Social media broke out into hysterics last week over news that a study found hormonal birth control increases a woman’s risk of developing depression. Facebook statuses, shares and likes revolved around a Time magazine article published on Oct. 4. The article’s assertions were based on evidence from an investigative paper printed late September in JAMA Psychiatry.
The Time article, along with a handful of others with headlines such as “Your Birth Control Might Raise Your Depression Risk,” and “Is Your Hormonal Birth Control Making You Depressed?” were sensational and shifty. The public’s immediate reaction to the news of a potential correlation between hormonal contraceptives and depression was overblown. Many people just wanted to pick a bone with something — big pharma, the government or the devil’s grip on modern society.
Reporters ignored the study’s nuances for the sake of mass appeal and easy digestion and consumers gobbled it up. The study’s finding of an 80 percent increase in the risk of developing Depression was particularly skewed. While the percentage might seem worrying, it represents relative risk, which compares risk in two different groups of people. An 80 percent relative risk means that for every 10 women who become depressed while not using hormonal contraception, 18 women using contraception develop depression. The findings did not indicate that 80 percent of women on hormonal contraception would develop the condition.
A proper way to assess the likelihood of a woman on hormonal birth control developing depression is to consider the absolute risks and the overall chances of someone developing a condition such as depression. Less than 1 percent of women who began taking hormonal contraceptives developed depression who otherwise might not have. The JAMA article concluded that depression was a potential adverse effect of hormonal contraception. But the widely publicized 80 percent relative risk ratio was perceived as evidence that hormonal birth control is a cause of depression in women using hormonal contraception.
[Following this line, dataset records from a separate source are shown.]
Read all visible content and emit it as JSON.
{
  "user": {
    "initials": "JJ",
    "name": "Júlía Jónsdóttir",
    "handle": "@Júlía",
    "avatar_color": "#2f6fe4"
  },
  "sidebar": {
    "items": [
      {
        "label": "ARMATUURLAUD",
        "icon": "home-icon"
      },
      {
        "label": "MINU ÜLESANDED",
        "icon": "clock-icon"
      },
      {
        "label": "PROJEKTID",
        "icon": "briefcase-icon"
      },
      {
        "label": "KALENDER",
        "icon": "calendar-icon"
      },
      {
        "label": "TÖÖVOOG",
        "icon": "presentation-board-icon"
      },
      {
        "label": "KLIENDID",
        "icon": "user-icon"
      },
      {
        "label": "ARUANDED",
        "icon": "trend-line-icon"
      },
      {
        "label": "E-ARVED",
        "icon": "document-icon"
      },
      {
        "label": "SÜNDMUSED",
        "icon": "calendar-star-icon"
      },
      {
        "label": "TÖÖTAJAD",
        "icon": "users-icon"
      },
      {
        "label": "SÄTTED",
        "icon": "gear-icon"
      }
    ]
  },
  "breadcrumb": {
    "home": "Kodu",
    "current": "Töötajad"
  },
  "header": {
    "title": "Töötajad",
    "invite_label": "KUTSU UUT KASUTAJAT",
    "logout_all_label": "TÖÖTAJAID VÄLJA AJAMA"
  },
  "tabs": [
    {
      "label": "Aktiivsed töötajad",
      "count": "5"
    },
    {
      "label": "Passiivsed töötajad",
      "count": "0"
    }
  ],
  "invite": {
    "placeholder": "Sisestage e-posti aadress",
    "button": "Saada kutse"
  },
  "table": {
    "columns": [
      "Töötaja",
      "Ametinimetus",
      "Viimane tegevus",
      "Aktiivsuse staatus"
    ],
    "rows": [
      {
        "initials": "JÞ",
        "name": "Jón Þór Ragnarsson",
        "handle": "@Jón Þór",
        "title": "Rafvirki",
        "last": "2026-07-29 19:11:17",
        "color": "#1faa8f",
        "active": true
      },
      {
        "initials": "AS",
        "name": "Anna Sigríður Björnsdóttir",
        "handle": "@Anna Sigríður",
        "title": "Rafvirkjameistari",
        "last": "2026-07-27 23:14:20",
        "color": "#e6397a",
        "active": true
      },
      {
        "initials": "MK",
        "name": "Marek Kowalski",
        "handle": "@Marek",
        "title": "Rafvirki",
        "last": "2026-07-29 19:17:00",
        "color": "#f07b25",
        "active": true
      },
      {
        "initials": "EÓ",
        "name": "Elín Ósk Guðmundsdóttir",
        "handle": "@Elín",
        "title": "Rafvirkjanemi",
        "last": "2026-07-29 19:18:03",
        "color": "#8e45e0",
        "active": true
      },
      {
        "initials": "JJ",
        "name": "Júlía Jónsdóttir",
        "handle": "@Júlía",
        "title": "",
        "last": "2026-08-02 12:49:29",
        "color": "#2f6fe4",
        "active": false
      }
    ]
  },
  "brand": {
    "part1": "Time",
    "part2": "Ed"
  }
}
Social media users’ catastrophizing behavior was obnoxious given the social significance of hormonal birth control. Societal norms have come a long way since Eisenstadt v. Baird and even farther since Griswold v. Connecticut, cases that bulldozed contraceptive laws governing both married and unmarried women. Since then, the political disfavor of birth control has dwindled and women have been liberated. The most popular and nonpermanent form of birth control is the pill. The tiny tablets are packed with hormones that protect women from ovarian and uterine cancers, anemia, uncomfortable menstrual cycles and acne in addition to pregnancy. The pill, along with other forms of hormonal contraception, has become more accessible for women whether or not they can see a doctor.
Instead of blowing up Facebook feeds people should understand the number of women who have developed depression in correlation with birth control represent a mere half-percent of the millions of hormonal birth control users. Results should not be completely disregarded — science should continue working toward a complete understanding of the association between hormonal contraception and mood disturbances — but it is irrational to demoralize one of the world’s most liberating drugs because of a study that suggests an undesirable side effect might be possible. Hormonal birth control is safe, effective and available. For now, for most women, that is good enough.